Das Sportlerheim in Walbeck ist eigentlich keines mehr, denn es ist in einem desolaten Zustand. Die Walbecker haben alle Voraussetzungen für einen Neubau erfüllt, trotzdem kann es noch nicht losgehen.

Walbeck l Lange liefen die Vorbereitungen für einen Ersatzneubau des völlig desolaten Sportlerheims in Walbeck, in diesem Jahr nun soll und muss es laufen. Das Landesverwaltungsamt Magdeburg hat die Maßnahme auf der Prioritätenliste für dieses Jahr.

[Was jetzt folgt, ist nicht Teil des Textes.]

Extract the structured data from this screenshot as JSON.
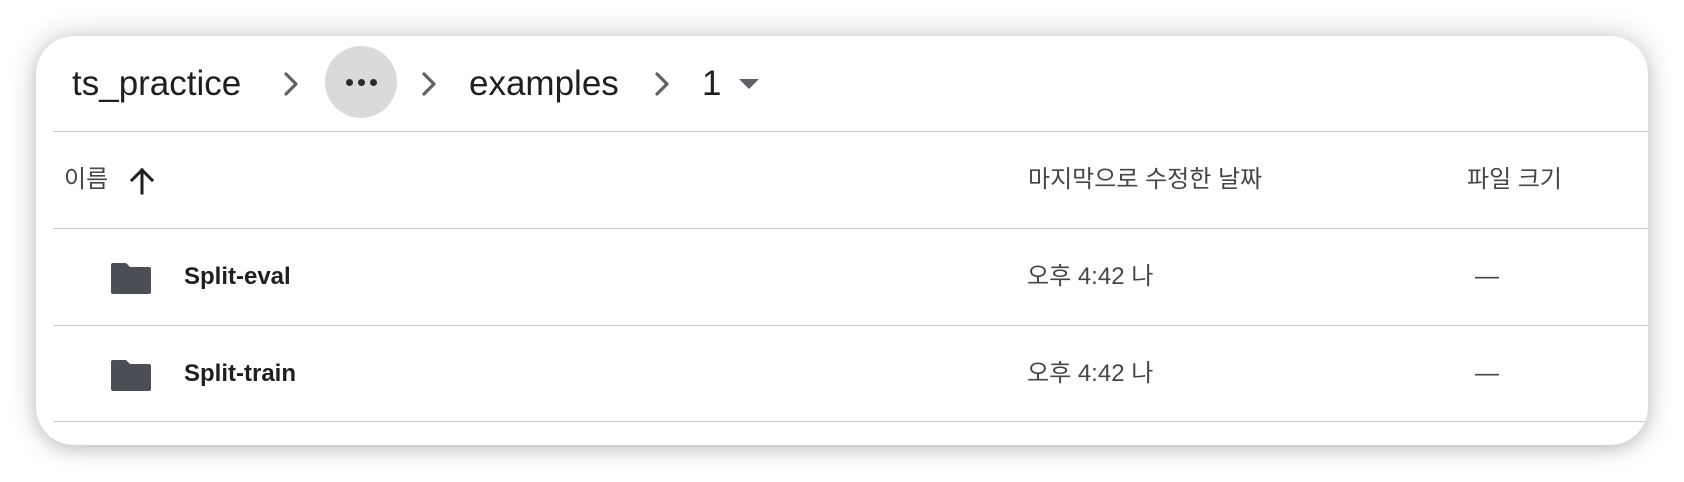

Fördermittel in beantragter Höhe von 175300 Euro wurden in Aussicht gestellt, die nach ihrer offiziellen Genehmigung in diesem Jahr verbaut werden müssen. Noch einmal die gleiche Summe hat die Stadt im Haushalt geplant. Aus Grundstücksverkäufen hat Walbeck die entsprechenden Eigenmittel erwirtschaftet. Nun wartet die Stadt auf den endgültigen Bewilligungsbescheid. Das zuständige Fachamt geht von einer kurzfristigen Zusage der Förderung aus.

"Allerdings könnten wir mit unserer vorliegenden vorläufigen Haushaltsführung derzeit ohnehin nicht beginnen", unterstrich Bürgermeisterin Silke Wolf (Die Linke) im Hauptausschuss die Dringlichkeit, mit dem Haushalt für 2015 in die Gänge zu kommen. Aber immer noch klafft trotz monatelangem Streichkonzert in zahlreichen Sitzungen der Stadträte ein großes Loch. Wann der Haushalt für die Einheitsgemeinde beschlossen wird, ist derzeit noch völlig unklar.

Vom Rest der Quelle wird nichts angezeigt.